Diversity, Equity, inclusion — or “DEI.”
It is unfortunate that this simple acronym has become as ambigious and opaque as it has.
We believe that under that metaphorical umbrella are some concepts and initiatives that are counterproductive and contrary to American values. We firmly believe that America should strive to be a meritocracy, where the best qualified person gets the job or the promotion.
Under the guidance of those precepts, we believe DEI initiatives should be reviewed, carefully assessed and some of them — perhaps many of them — abandoned.
But if our motivation is a commitment to meritocracy — and we absolutely believe it should be — what happens after and during this newest push by the White House is just as important as curtailing the excesses of DEI.
The efforts of Elon Musk to reduce spending, it has come to light, rely on a clique of his staffers, generally in their early to mid-20s. Reporting on some of these staffers has identified at least one who was previously fired from a cybersecurity firm for, at best, reckless handling of company data, which ended up in the hands of a competitor.
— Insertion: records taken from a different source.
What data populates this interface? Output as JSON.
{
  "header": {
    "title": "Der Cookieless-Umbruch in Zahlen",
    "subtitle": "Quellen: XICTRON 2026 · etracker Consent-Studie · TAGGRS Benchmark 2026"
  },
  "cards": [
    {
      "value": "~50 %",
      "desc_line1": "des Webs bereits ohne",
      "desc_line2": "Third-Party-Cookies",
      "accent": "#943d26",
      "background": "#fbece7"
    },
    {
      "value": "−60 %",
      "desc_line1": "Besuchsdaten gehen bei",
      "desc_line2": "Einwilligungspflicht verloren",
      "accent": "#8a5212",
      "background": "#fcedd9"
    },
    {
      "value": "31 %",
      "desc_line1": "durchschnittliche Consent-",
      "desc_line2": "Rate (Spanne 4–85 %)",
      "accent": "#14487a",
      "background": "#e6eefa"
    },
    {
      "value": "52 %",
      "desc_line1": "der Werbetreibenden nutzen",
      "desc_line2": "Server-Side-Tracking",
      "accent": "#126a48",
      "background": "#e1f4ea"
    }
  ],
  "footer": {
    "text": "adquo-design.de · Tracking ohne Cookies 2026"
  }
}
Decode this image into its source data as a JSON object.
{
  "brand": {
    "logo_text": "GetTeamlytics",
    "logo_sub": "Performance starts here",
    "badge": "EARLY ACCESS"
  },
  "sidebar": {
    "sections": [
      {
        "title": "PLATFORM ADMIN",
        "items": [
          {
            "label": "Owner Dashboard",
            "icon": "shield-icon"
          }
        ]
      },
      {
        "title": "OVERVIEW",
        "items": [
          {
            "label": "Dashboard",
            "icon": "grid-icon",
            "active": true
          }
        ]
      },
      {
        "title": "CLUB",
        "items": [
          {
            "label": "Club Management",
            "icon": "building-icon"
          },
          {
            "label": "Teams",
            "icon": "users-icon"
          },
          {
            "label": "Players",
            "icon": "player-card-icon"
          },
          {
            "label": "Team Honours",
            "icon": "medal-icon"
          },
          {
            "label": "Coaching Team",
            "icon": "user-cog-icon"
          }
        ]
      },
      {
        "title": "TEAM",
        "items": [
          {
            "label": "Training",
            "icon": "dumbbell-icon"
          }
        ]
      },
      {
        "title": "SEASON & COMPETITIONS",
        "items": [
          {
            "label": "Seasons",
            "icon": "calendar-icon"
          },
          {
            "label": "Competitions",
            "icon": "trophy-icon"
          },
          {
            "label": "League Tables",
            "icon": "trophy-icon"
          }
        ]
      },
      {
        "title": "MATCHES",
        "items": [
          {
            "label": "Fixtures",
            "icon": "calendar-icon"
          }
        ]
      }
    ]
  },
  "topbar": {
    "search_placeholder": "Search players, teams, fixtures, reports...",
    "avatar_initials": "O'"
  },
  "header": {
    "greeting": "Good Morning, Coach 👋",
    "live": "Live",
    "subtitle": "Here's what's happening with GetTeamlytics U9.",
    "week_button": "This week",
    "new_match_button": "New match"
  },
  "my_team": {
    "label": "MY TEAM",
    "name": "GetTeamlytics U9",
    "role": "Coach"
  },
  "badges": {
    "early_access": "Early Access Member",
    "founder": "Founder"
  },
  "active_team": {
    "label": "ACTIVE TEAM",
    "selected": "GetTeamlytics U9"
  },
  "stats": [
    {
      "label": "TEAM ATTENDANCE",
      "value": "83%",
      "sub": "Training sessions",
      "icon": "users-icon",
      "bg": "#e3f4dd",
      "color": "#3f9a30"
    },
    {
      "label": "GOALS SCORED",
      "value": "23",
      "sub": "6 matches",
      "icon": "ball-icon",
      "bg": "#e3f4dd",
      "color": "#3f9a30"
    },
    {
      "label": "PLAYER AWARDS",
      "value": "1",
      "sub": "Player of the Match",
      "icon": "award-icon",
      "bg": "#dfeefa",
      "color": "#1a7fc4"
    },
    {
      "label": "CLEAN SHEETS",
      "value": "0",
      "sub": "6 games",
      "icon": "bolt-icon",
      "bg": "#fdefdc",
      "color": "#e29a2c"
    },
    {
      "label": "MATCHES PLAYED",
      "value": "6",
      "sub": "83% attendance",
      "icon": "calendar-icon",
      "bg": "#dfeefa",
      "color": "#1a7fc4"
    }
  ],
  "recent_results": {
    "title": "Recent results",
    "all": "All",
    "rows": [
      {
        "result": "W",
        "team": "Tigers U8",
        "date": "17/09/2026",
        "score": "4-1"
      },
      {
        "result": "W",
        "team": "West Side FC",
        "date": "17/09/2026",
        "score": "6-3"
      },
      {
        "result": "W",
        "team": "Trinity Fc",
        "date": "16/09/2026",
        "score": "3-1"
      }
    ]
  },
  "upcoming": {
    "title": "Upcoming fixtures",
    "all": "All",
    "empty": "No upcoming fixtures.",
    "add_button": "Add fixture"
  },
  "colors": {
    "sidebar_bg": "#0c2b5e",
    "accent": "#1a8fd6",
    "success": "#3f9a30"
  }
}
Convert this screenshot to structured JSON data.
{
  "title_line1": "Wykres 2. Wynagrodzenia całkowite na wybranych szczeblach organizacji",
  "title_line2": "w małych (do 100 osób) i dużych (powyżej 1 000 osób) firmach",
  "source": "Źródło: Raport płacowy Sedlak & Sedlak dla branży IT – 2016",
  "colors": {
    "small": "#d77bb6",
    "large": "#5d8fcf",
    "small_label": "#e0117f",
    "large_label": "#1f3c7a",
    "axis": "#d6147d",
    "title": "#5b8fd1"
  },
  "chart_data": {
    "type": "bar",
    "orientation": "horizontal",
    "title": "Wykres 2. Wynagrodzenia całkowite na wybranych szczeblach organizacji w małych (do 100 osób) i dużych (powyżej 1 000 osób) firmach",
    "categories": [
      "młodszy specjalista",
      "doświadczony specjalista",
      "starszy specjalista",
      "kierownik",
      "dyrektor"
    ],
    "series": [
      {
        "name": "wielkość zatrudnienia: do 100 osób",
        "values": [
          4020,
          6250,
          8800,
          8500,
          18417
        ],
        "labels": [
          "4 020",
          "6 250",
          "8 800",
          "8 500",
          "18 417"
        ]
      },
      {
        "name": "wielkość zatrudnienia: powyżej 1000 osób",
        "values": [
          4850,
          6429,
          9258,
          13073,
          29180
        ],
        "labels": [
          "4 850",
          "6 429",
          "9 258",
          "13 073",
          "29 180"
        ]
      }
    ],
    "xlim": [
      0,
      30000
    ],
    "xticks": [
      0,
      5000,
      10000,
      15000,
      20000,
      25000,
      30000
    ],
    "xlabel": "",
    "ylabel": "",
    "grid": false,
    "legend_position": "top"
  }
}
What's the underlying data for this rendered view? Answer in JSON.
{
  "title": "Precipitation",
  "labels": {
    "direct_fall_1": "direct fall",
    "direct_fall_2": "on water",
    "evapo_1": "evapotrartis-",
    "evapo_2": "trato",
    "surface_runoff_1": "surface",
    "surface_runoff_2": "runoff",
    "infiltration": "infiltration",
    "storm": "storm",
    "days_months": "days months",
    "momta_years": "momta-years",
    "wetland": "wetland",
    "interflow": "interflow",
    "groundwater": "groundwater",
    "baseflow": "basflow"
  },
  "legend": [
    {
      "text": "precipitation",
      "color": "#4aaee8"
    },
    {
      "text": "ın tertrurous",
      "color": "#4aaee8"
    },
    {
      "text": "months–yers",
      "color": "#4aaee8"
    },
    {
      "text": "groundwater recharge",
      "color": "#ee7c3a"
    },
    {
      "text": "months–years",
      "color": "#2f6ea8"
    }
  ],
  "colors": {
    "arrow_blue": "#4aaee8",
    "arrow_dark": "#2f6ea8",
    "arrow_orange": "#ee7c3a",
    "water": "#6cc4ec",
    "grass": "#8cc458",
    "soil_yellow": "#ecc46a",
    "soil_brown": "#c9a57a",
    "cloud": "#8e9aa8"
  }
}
Another has since resigned due to a plethora of racist social media posts tracked back to him.
Beyond Musk’s orbit, President Trump has nominated as ambassadors to France and to Greece his son-in-law’s father — a man to whom he had issued a pardon during his first term — and his son’s former girlfriend.
Neither Charles Kushner or Kimberly Guilfoyle has any previous experience with diplomacy.
DEI, of course, has its defenders — Americans who are skeptical that the acronym’s critics are truly motivated by a commitment to merit.
An inability to pair efforts to rein in DEI with criticisms of nepotism and cronyism, to pair efforts to counter DEI with a sincere effort to find the best qualified women and men for important positions — women and men with decades of experience in auditing to identify government waste and spending excesses, women and men with decades of experience in international relations to serve as our country’s diplomats will only embolden those critics. Allowing nepotism and cronyism to drive how so many critical positions are filled validates those critics’ fears that skepticism of DEI is not sincerely motivated by belief in a meritocracy.
We believe, again, in that commitment to meritocracy. We hope the White House and its supporters are able to correct their present course and take as hard a line against nepotism and cronyism as they have against “diversity, equity and inclusion.”
Success in pursuing that meritocratic future depends on it.